Compilation album by All About Eve
- Released: 5 November 2002
- Genre: Post-punk; gothic rock; dark wave; alternative rock;
- Length: 65:50
- Label: JamTart

All About Eve chronology
| Live and Electric at the Union Chapel (2001) | Return to Eden, Vol. 1: The Early Recordings (2002) | Iceland (2002) |

= Return to Eden, Vol. 1: The Early Recordings =

Return to Eden, Vol. 1: The Early Recordings is a compilation by All About Eve released in early 2002 on their own JamTart label and widely sold at gigs at that time, though also it was (and still is) available to buy in shops and online. It was the fourth album released since the band's reformation in 1999.

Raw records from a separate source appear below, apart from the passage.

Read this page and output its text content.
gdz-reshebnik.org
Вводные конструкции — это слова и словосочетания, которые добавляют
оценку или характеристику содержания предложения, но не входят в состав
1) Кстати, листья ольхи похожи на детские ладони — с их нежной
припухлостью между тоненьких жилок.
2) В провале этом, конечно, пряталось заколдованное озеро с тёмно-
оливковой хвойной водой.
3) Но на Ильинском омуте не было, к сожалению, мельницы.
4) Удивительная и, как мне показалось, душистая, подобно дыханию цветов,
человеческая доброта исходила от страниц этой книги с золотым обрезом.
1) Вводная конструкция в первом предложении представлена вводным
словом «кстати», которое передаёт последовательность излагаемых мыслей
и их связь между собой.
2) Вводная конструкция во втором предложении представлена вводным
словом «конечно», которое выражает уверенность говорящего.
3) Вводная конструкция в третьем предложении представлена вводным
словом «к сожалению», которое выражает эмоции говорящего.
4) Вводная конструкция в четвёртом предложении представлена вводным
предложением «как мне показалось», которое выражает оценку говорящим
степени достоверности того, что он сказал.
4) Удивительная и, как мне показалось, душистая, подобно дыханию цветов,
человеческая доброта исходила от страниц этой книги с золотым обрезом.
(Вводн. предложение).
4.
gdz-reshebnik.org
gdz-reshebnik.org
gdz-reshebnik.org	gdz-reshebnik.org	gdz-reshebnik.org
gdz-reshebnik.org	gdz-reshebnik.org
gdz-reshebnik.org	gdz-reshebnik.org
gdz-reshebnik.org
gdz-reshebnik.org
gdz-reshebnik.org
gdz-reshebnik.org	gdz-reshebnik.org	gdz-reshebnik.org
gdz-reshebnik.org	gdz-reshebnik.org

As the title suggests, this compilation concerns itself with the songs which the band produced under its own Eden label prior to being signed by Mercury in 1987. As well as some unreleased demos, it includes all the A-sides and B-sides of their Eden label 7" and 12" singles, and the track "Suppertime": prior to the release of Return to Eden, this last track had only ever been released on a 'various artists' compilation entitled Gunfire and Pianos, put out in 1985 by ZigZag magazine and the record label Situation Two. As such, Return to Eden is of huge significance to All About Eve fans as it is the only place where all of these early (1985–87) works may be found, short of finding then buying each single individually. Most of the tracks had never before been released on CD.

Professional ratings
Review scores
| Source | Rating |
| Allmusic | Star |

==Track listing==
1. "D for Desire" - 4:16
2. "Don't Follow Me (March Hare)" - 4:05
3. "Suppertime" - 3:10
4. "End of the Day" - 3:59
5. "Love Leads Nowhere" - 3:50
6. "In the Clouds" - 3:11
7. "Apple Tree Man" (demo version) - 4:04
8. "Shelter from the Rain" - 5:18
9. "Every Angel" (demo version) - 3:37
10. "In the Meadow" (demo version) - 4:32
11. "Our Summer" - 3:23
12. "Lady Moonlight" - 4:28
13. "Our Summer" (extended) - 4:28
14. "Flowers In Our Hair" - 4:07
15. "Paradise" - 3:52
16. "Devil Woman" - 2:58
17. "Flowers In Our Hair" (extended) - 5:12

==Notes==

Most of these tracks feature the band's "classic" line-up of Julianne Regan (voice), Tim Bricheno (guitars) and Andy Cousin (bass), with a drum machine rather than a live drummer as original drummer Manuela Zwingmann left the band immediately after "D for Desire": she was not replaced full-time (by Mark Price) until their eponymous first album was nearly complete in 1988. The band re-recorded several tracks, with different musical arrangements, for this album.

While this album was being put together in 2002 Bricheno was recalled by the band in order to write the sleeve-notes, his first involvement with All About Eve since Scarlet and Other Stories in 1989.

A limited number of the CDs, signed by Regan, Cousin and Bricheno, were sold at live gigs.